When MSPs voted last year to give gay couples the right to marry, it was one of Holyrood's finest hours.

A remarkable and profound social and cultural reform was voted through resoundingly and last Hogmanay the first couples duly took up the right to marry.

However, the change in the law has not ended the controversy over the issue. Social attitude surveys show an extraordinary turnaround in how Scots feel about gay marriage, with a majority now supporting it, but some groups are still opposed to the change, mostly on religious grounds.

It was right that the legislation should acknowledge the objections and a sensible compromise position was reached which balanced the right of gay couples to be married with freedom of conscience for religious groups. Crucially, the legislation specifically stated that religious groups would not be compelled to perform gay marriages and even if a church was in favour of doing so, individual celebrants with a personal objection would be free to opt out. This was fair and respectful towards churches and other religious groups who, on the basis of their faith, define marriage as between a man and woman.
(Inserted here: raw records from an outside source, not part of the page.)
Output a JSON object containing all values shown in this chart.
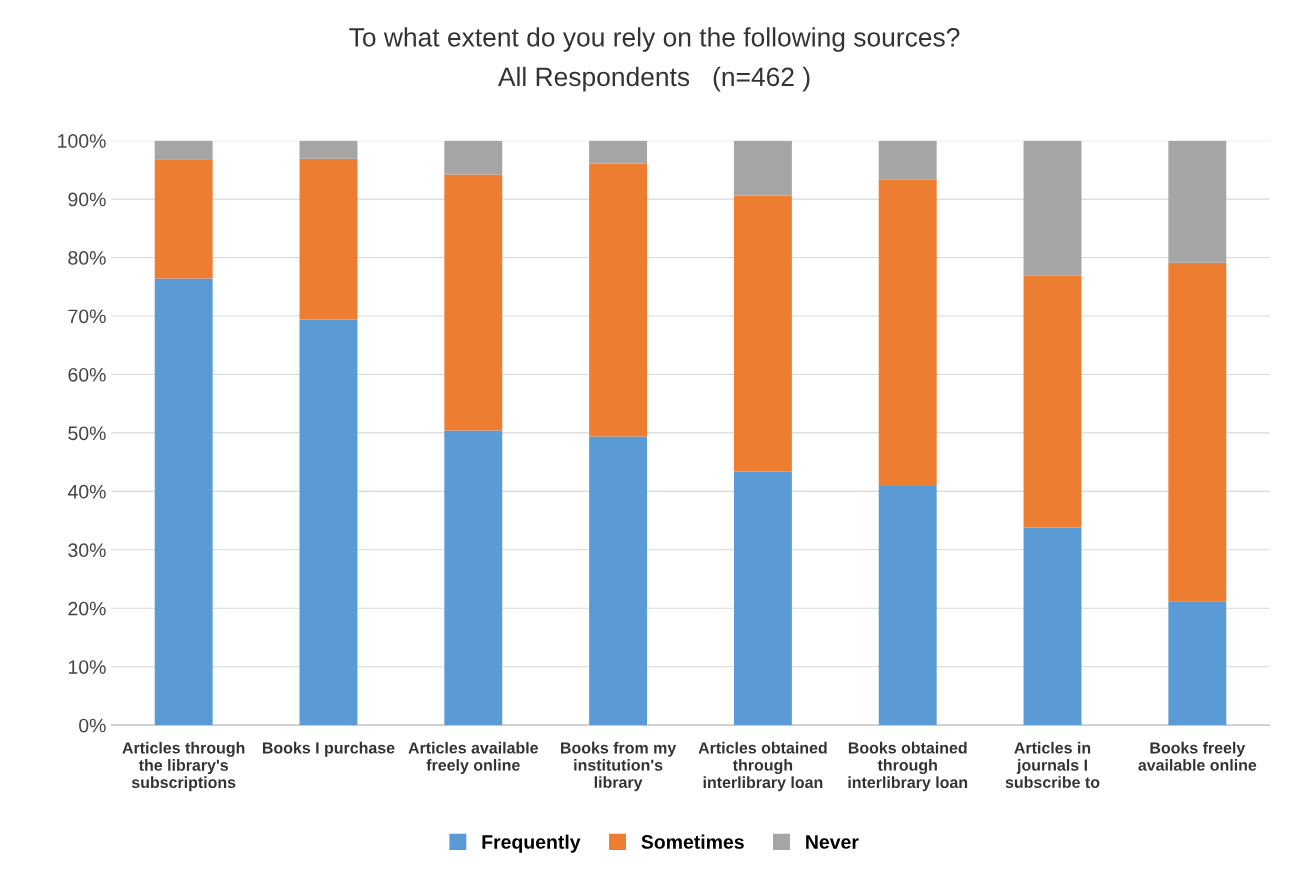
{
  "chart_data": {
    "type": "bar",
    "title": "To what extent do you rely on the following sources?",
    "subtitle": "All Respondents   (n=462 )",
    "categories": [
      "Articles through\nthe library's\nsubscriptions",
      "Books I purchase",
      "Articles available\nfreely online",
      "Books from my\ninstitution's\nlibrary",
      "Articles obtained\nthrough\ninterlibrary loan",
      "Books obtained\nthrough\ninterlibrary loan",
      "Articles in\njournals I\nsubscribe to",
      "Books freely\navailable online"
    ],
    "series": [
      {
        "name": "Frequently",
        "color": "#5b9bd5",
        "values": [
          76.4,
          69.4,
          50.4,
          49.4,
          43.4,
          40.9,
          33.8,
          21.2
        ]
      },
      {
        "name": "Sometimes",
        "color": "#ed7d31",
        "values": [
          20.4,
          27.5,
          43.8,
          46.7,
          47.2,
          52.4,
          43.1,
          57.9
        ]
      },
      {
        "name": "Never",
        "color": "#a5a5a5",
        "values": [
          3.2,
          3.1,
          5.8,
          3.9,
          9.4,
          6.7,
          23.1,
          20.9
        ]
      }
    ],
    "stacked": true,
    "ylim": [
      0,
      100
    ],
    "yticks": [
      {
        "value": 0,
        "label": "0%"
      },
      {
        "value": 10,
        "label": "10%"
      },
      {
        "value": 20,
        "label": "20%"
      },
      {
        "value": 30,
        "label": "30%"
      },
      {
        "value": 40,
        "label": "40%"
      },
      {
        "value": 50,
        "label": "50%"
      },
      {
        "value": 60,
        "label": "60%"
      },
      {
        "value": 70,
        "label": "70%"
      },
      {
        "value": 80,
        "label": "80%"
      },
      {
        "value": 90,
        "label": "90%"
      },
      {
        "value": 100,
        "label": "100%"
      }
    ],
    "grid": "y",
    "legend": "bottom"
  }
}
However, even this legal protection does not appear to have assuaged the fears of the Church of Scotland, which in a new report, has raised the concern that ministers could be sued for refusing to marry gay couples. The report by the Legal Questions Committee warns that the church could be vulnerable to legal challenge on the grounds of discrimination under Articles 12 and 14 of the European Convention of Human Rights, which protect the right to marry and prohibit discrimination on the grounds of sexual orientation.

The fact that the report discusses the possibility of the church avoiding being forced to perform gay marriages under the European |Convention by pulling out of marriages to is a measure of how profound the Church of Scotland's objection to gay marriage. But it is unlikely that the Convention could ever be used in this way, not least because Article 9 protects the freedom to practise and observe religious belief.

Religious groups in the UK have also been specifically protected from legal action by an amendment to the Equality Act 2010, which means that a church could not be sued for discrimination in the way that B&B owners such as Peter and Hazelmary Bull were when they turned away a gay couple from their establishment in Cornwall.

This legal framework was absolutely the right compromise in a difficult situation and there is no reason why it should not prove to be robust. It is perfectly natural that the Church of Scotland should remain anxious about such a fundamental change to society's norms, but it should also realise that everything has been done to accommodate it. Gay couples who wish to do so are now finally able to marry in the way that heterosexual couples can, but religious celebrants with a deeply held objection to gay marriage can also feel secure in the knowledge that they will not be compelled to act against their faith.